Ethics

I found the most amazing thing in the parking lot of a gas station yesterday.

Now don’t get me wrong, I’ve found some pretty amazing things on the ground– mostly money, a few tens, a few twenties, things that people lose but don’t usually go back for or can’t claim at a lost and found.

Yesterday, I found a Nintendo DS.

I have to admit, my first thought was something along the lines of “Holy– sweet!” but as I turned the thing over in my hands and looked at it, realizing what a prize I’d found, it also struck me as what a prize someone else had lost. I’ve seen DS’s in the store– they’re not cheap, and they’re certainly out of my spending range. “Should I keep it?” I wondered. It was a sure bet that I probably wouldn’t get a chance to hold one in my hands again until Nintendo came out with something better and slashed the price on the DS to somewhere near reasonable, and by then it might not even matter anymore. I stood there in the rain just looking at it for probably five seconds, torn.

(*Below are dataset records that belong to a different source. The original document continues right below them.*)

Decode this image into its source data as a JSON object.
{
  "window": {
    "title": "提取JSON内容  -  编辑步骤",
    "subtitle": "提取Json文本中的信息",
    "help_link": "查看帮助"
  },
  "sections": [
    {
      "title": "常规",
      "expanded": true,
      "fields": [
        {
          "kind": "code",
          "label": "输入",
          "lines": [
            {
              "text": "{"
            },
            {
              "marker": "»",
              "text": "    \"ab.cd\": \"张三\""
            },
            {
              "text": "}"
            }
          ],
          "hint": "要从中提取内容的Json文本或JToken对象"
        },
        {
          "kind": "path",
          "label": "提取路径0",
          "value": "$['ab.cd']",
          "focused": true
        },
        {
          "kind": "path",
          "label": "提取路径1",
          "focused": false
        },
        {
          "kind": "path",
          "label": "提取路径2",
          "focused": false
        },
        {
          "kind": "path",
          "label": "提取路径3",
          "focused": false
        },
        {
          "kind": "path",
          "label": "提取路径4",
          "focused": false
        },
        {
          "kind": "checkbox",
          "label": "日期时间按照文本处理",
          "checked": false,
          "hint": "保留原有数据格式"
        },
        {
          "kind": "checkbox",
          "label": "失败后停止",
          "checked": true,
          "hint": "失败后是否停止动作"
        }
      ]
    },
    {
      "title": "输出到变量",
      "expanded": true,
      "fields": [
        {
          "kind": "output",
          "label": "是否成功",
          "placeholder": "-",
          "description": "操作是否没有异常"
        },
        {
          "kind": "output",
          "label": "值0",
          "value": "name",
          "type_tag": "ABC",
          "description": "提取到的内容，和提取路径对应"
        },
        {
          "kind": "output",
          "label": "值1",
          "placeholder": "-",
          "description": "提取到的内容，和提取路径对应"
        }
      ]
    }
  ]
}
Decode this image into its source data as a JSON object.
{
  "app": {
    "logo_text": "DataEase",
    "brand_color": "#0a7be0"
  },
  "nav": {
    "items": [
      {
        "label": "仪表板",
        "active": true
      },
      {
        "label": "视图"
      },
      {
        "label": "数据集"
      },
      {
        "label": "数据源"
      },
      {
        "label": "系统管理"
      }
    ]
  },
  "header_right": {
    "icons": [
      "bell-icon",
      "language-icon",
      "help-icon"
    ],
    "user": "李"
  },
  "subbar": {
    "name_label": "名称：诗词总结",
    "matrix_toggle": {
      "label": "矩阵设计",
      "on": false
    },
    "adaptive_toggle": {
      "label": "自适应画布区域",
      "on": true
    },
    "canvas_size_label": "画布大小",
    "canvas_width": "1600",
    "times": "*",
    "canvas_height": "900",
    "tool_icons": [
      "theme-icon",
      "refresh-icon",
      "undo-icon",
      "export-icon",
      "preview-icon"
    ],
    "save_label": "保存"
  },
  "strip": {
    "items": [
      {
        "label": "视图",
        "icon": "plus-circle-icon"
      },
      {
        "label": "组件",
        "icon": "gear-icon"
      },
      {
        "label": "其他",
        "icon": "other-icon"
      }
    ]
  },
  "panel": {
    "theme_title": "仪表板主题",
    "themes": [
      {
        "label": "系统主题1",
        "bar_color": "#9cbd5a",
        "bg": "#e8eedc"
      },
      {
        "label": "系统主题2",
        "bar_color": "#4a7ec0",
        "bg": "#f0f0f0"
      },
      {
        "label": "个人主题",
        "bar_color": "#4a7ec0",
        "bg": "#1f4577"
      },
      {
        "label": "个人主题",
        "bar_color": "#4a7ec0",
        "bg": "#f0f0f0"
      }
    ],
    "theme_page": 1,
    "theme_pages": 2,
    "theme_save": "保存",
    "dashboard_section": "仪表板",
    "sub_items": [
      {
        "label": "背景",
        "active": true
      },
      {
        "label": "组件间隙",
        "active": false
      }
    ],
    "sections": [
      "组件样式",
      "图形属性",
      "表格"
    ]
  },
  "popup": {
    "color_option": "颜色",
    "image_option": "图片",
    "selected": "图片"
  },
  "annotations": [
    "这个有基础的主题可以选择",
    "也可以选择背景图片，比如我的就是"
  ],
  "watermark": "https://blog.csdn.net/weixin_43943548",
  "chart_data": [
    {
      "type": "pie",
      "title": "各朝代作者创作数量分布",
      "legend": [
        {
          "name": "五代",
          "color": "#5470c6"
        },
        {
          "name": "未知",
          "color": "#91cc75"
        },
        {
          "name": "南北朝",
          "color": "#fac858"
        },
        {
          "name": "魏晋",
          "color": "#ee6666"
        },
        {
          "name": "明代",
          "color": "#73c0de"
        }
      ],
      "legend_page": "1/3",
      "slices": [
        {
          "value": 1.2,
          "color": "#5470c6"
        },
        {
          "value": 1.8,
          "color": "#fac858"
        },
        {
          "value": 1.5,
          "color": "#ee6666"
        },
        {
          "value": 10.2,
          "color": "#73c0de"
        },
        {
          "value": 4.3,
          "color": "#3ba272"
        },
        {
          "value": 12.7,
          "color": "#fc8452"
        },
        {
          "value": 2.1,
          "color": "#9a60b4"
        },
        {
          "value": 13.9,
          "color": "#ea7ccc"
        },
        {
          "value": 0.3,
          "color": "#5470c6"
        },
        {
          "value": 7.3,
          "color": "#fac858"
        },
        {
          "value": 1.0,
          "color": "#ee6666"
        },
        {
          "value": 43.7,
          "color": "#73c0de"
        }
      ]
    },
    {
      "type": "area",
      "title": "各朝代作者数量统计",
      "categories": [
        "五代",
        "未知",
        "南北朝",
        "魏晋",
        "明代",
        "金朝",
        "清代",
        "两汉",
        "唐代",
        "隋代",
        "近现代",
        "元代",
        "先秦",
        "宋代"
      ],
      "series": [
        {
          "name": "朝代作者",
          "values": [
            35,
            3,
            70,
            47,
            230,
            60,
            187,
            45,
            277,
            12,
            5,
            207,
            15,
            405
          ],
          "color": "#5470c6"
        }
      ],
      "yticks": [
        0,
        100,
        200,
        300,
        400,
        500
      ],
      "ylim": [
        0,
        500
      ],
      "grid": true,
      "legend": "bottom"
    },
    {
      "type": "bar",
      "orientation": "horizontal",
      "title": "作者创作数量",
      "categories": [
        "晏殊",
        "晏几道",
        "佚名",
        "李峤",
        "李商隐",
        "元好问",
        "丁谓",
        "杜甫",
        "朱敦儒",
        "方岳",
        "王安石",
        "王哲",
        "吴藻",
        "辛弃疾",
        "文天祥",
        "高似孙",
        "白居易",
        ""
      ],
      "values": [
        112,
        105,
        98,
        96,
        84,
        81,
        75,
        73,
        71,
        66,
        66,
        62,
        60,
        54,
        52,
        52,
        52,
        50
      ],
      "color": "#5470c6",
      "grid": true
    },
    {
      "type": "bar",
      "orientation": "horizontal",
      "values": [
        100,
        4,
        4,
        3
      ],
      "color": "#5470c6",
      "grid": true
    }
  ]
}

And then my ethics kicked in.

I’m not a religious person, but I live by one singular rule, a code that I think is valid in any situation where one is presented with a moral dilemma: “Do unto others as you would have them do unto you.”

So I took it into the gas station and gave it to the attendant, hoping that the person who lost it would come back looking for it and ask the attendant those hopeful words: “Has anyone turned in a...”

Because if it was my DS, I’d hope, even expect someone else to do the same for me.

It’s not a perfect world, there are plenty of unethical things going on everyday that we cannot change, but what we can do is teach by example. We can live ethically, simply because to do otherwise is to be a douchebag, and if enough of us do it, we can change the world.